Escondidos em cantos e entulhos, entocados em matas ou áreas repletas de lixo. Os escorpiões não têm toca específica e costumam sair de seus abrigos nesta época do ano para se reproduzir – uma fêmea pode gerar até 25 filhotes sem ser fecundada por um macho. A picada do animal – que pode ser fatal – acontece geralmente nesse deslocamento.
Em 2022, segundo a Prefeitura de Belo Horizonte (PBH), pelo menos uma pessoa precisou de atendimento médico por dia após ser picada por escorpião. Os dados consideram os meses de janeiro a setembro, quando foram registrados 341 casos.
Segundo Eduardo Viana, diretor de zoonoses da PBH, é nesta época do ano que a presença do escorpião se torna mais recorrente. “Com o início da chuva, os escorpiões abrigados em locais afetados pelo excesso de água são desalojados.
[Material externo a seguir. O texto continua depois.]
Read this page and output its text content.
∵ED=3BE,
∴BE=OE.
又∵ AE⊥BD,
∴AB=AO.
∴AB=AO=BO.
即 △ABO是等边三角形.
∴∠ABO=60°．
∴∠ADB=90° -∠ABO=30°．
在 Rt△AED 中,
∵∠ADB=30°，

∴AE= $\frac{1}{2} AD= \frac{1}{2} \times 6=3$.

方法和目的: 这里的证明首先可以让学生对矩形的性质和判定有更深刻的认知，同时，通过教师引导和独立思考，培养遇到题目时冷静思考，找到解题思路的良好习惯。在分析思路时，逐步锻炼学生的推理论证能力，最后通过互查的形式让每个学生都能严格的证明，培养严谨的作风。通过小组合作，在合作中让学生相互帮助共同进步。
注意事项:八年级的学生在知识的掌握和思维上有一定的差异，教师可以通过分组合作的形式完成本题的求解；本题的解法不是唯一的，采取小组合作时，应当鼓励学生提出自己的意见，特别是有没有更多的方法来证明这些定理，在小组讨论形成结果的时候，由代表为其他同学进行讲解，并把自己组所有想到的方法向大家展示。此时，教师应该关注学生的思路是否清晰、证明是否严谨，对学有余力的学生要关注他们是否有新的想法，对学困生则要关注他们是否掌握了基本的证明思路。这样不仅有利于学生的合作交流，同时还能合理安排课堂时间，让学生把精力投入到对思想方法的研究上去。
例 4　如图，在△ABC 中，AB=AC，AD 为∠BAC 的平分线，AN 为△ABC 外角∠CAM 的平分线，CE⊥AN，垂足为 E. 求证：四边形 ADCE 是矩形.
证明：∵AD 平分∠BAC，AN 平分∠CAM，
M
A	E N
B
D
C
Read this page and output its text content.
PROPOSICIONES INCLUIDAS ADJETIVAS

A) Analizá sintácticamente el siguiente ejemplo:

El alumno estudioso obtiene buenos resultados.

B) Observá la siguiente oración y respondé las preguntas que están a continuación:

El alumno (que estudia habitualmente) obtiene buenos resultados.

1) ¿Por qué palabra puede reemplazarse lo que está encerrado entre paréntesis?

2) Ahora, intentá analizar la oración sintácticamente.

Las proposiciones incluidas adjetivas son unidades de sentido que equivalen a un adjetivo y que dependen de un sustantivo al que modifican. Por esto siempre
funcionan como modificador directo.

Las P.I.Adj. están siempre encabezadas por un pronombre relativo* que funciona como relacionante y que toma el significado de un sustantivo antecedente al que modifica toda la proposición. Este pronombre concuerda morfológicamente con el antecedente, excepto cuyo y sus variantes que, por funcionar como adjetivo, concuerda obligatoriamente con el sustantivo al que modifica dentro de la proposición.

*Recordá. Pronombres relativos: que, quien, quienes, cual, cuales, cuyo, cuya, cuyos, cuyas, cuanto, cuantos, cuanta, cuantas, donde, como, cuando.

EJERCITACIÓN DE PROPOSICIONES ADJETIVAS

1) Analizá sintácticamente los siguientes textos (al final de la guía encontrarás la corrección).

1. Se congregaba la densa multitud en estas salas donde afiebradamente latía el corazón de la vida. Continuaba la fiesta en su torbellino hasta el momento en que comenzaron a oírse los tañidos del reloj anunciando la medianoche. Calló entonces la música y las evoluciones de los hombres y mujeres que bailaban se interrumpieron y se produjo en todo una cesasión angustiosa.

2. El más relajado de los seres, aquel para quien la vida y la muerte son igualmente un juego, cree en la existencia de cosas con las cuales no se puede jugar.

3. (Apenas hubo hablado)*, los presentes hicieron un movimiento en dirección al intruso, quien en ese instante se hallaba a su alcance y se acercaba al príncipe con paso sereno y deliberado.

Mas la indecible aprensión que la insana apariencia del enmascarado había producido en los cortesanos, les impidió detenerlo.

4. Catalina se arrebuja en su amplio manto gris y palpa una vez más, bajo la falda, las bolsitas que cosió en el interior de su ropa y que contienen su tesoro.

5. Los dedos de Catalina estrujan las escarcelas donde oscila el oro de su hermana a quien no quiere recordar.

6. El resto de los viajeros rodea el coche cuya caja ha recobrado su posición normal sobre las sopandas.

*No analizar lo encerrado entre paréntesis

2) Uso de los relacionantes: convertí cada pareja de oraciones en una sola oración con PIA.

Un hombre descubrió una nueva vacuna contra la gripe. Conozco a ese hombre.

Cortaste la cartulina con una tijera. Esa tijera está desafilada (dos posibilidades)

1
Nesse mesmo período, o alimento mais abundante para escorpiões em espaços urbanos, que são as baratas, também aumenta”, explica.
Foi o que aconteceu recentemente com o oficineiro Gleisson Rodrigues Batista, 39, que levou um susto quando viu dois escorpiões saírem de uma caixa de água pluvial que ele mantém no quintal de casa, no bairro Cabana do Pai Tomás, na região Oeste de Belo Horizonte.
“Eu, minha esposa e um amigo vimos os animais. Nunca tinha acontecido aqui, então foi uma reação inesperada. Meu amigo que ajudou a matar”, relembra. Apesar do susto em casa, Gleisson conta que os escorpiões não são novidade na vizinhança. “Aqui por perto aparecem com frequência, principalmente para quem mora mais para baixo da minha casa”, afirma.
O animal vive, em média, cinco anos. A espécie mais comum em BH é a Tityus serrulatus – também conhecida como “escorpião amarelo”. Segundo a bióloga Maria Elena de Lima, especialista em toxinologia e professora do Instituto de Ciências Biológicas (ICB) da Universidade Federal de Minas Gerais (UFMG), o tamanho dele pode até enganar.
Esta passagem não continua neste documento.